El caucho y su historia

Un material que nos rodea

Según los reportes de los europeos, que datan de los 1490, los indígenas hacían una suerte de cera con los árboles que daban «leche» al ser cortados
planta de caucho

foto: historias.com

El caucho está por doquier en nuestras vidas, su empleo e historia, sin embargo, tienen momentos muy dramáticos en el que aparece la explotación de seres humanos para sacar esa savia que permitirá luego desarrollar una amplia gama de productos.

La historia del caucho suele ser contada desde la perspectiva del joven inventor estadounidense que, a pesar de las deudas y los sucesivos fracasos, persistió y persistió hasta descubrir la vulcanización, que luego serviría para desarrollar neumáticos.

Ese hombre era Charles Goodyear. Su apellido fue inmortalizado por la multinacional The Goodyear Tire & Rubber Company, que quiso homenajear al descubridor de la vulcanización en sus neumáticos para automóviles, camiones, aviones y maquinarias.

Pero antes, mucho antes de Goodyear, el caucho ya era conocido por los nativos de Sudamérica. Según los reportes de los europeos, que datan de los 1490, los indígenas hacían una suerte de cera con los árboles que daban «leche» al ser cortados.

Esa «leche» era látex y el árbol, Hevea brasiliensis. Incluso la palabra caucho deriva de una palabra recogida por exploradores franceses en la Amazonia, donde nativos le llamaban «cautchouc», que quería decir «árbol que llora».

Hasta el siglo XIX este material fue tan solo una curiosidad. Como explicó el periodista de la BBC Tim Harford en su serie «50 cosas que hicieron la economía moderna», las innovaciones llevaron a una explosión de su demanda, lo que tuvo sangrientas consecuencias.

caucho procesado

foto: agraria.pe

En la década de 1820, el caucho estaba empezando a atraer más y más interés.

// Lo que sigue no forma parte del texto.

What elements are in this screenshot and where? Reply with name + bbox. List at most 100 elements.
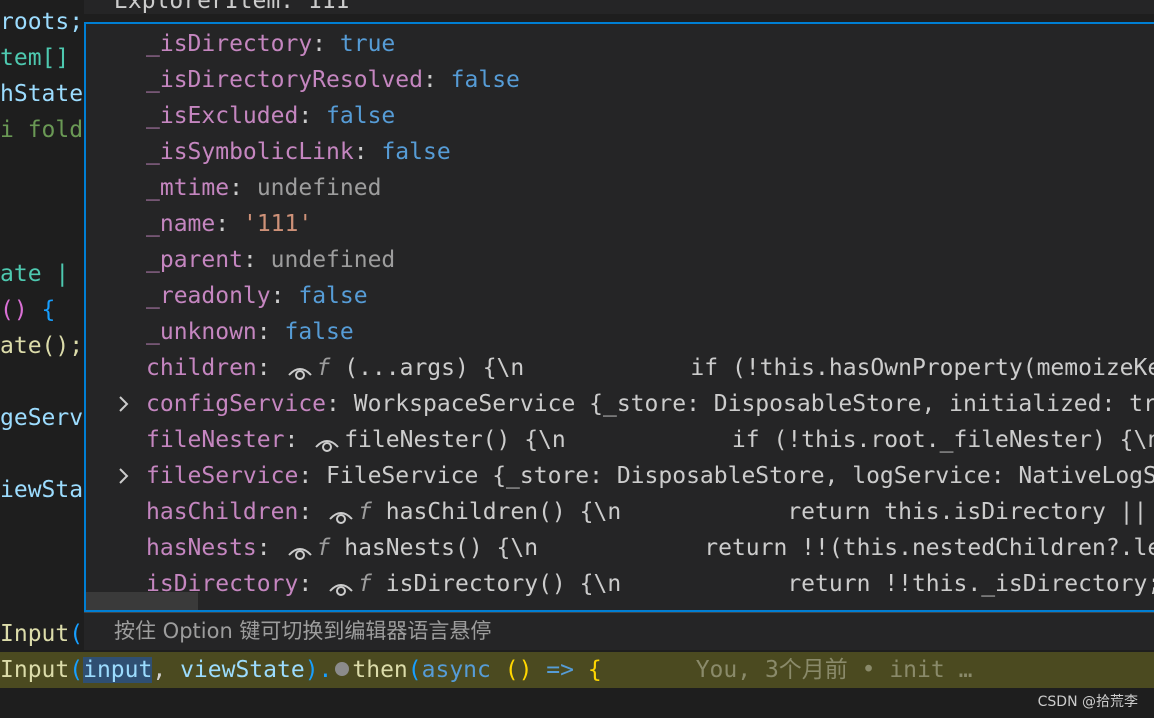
variable-name: fileNester	[146, 427, 285, 453]
variable-value: isDirectory() {\n return !!this._isDirec…	[385, 571, 1154, 597]
colon-separator: :	[353, 139, 368, 165]
function-marker: f	[358, 499, 372, 525]
code-token: (	[69, 657, 84, 683]
variable-row[interactable]: _isDirectoryResolved: false	[146, 62, 520, 98]
function-marker: f	[316, 355, 331, 381]
colon-separator: :	[215, 211, 230, 237]
variable-value: false	[298, 283, 368, 309]
variable-value: false	[450, 67, 520, 93]
variable-name: fileService	[146, 463, 299, 489]
code-token: (	[407, 657, 422, 683]
chevron-right-icon[interactable]	[116, 458, 132, 494]
code-token: ate |	[0, 261, 70, 287]
variable-row[interactable]: configService: WorkspaceService {_store:…	[119, 386, 1154, 422]
variable-name: _readonly	[146, 283, 271, 309]
colon-separator: :	[284, 427, 299, 453]
code-token: tem[]	[0, 45, 70, 71]
code-token: {	[27, 297, 56, 323]
variable-value: undefined	[270, 247, 396, 273]
code-token: roots;	[0, 9, 84, 35]
variable-value: false	[381, 139, 451, 165]
eye-icon[interactable]	[287, 357, 313, 380]
variable-value: (...args) {\n if (!this.hasOwnProperty(m…	[344, 355, 1154, 381]
variable-name: _mtime	[146, 175, 230, 201]
variable-row[interactable]: _name: '111'	[146, 206, 312, 242]
colon-separator: :	[298, 571, 313, 597]
variable-value: FileService {_store: DisposableStore, lo…	[326, 463, 1154, 489]
variable-name: _isDirectoryResolved	[146, 67, 423, 93]
bottom-bar	[0, 688, 1154, 718]
code-token: ,	[152, 657, 181, 683]
variable-name: children	[146, 355, 257, 381]
code-line-6[interactable]: () {	[0, 292, 55, 328]
code-line-8[interactable]: geServ	[0, 400, 83, 436]
hovered-identifier[interactable]: input	[83, 657, 153, 683]
colon-separator: :	[242, 247, 257, 273]
debug-hover-widget[interactable]: _isDirectory: true _isDirectoryResolved: …	[84, 22, 1154, 612]
colon-separator: :	[256, 319, 271, 345]
code-token: hState	[0, 81, 84, 107]
code-token: {	[587, 657, 602, 683]
code-token: Input	[0, 621, 70, 647]
colon-separator: :	[312, 31, 327, 57]
colon-separator: :	[422, 67, 437, 93]
code-line-7[interactable]: ate();	[0, 328, 83, 364]
function-marker: f	[358, 571, 372, 597]
variable-row[interactable]: hasChildren: f hasChildren() {\n return …	[146, 494, 1154, 530]
code-token: (	[69, 621, 84, 647]
hover-footer: 按住 Option 键可切换到编辑器语言悬停	[84, 612, 1154, 650]
variable-value: hasNests() {\n return !!(this.nestedChil…	[344, 535, 1154, 561]
variable-row[interactable]: fileNester: fileNester() {\n if (!this.r…	[146, 422, 1154, 458]
code-token: ate();	[0, 333, 84, 359]
code-line-9[interactable]: iewSta	[0, 472, 83, 508]
variable-row[interactable]: _parent: undefined	[146, 242, 395, 278]
variable-row[interactable]: _isDirectory: true	[146, 26, 395, 62]
variable-row[interactable]: isDirectory: f isDirectory() {\n return …	[146, 566, 1154, 602]
variable-row[interactable]: _mtime: undefined	[146, 170, 381, 206]
variable-value: true	[339, 31, 396, 57]
watermark: CSDN @拾荒李	[1037, 694, 1138, 710]
variable-name: hasNests	[146, 535, 257, 561]
eye-icon[interactable]	[314, 429, 340, 452]
code-token: iewSta	[0, 477, 84, 503]
code-token: ()	[504, 657, 533, 683]
hover-title: ExplorerItem: 111	[84, 0, 1154, 14]
chevron-right-icon[interactable]	[116, 386, 132, 422]
breakpoint-dot-icon[interactable]	[335, 661, 350, 676]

Los cargamentos de Brasil rumbo a Europa eran cada vez más frecuentes. Con él se fabricaban zapatos, sombreros, abrigos y chalecos salvavidas. De hecho, la primera innovación (fracasada) de Goodyear fue justamente un tubo inflador para dichos chalecos.

Estos artículos eran demasiado duros en invierno y se convertían en una goma asquerosa en verano.

Fue entonces cuando Goodyear vio su oportunidad. Pasó cinco años intentando encontrar un método de estabilizar al caucho, pese a no tener la formación química suficiente. En ese tiempo, fue encarcelado varias veces debido a sus crecientes deudas.

Finalmente, en 1839, descubrió la vulcanización de pura casualidad. Este método, que involucra caucho, azufre y fuego, revolucionaría la vida moderna.

Sin embargo, para eso faltaba un invento más que llegó de la mano del escocés John Boyd Dunlop a fines de 1880: el neumático. Además de servir para hacer llantas de bicicletas y autos, el caucho pasó a ser un material indispensable en cintas de transporte para automatizar el trabajo en las fábricas, entre otros usos.

gomas

foto: bbc.com

La bicicleta, el invento que empoderó a las mujeres, liberó a los pobres y dio inicio a una revolución manufacturera que tiene relación muy directa con el caucho. La demanda por este material era tan grande e importante que las potencias europeas se adentraron en una búsqueda desenfrenada a lo largo del mundo.

De acuerdo con un estudio de 2015 de la Escuela de Ciencias Ambientales de la Universidad de East Anglia (Reino Unido), la demanda global de neumáticos de caucho tiene mucho que ver con la deforestación en el sudeste de Asia.

Por tanto, un invento y descubrimiento sumamente importante, también afecta en la actualidad la vida del ser humano.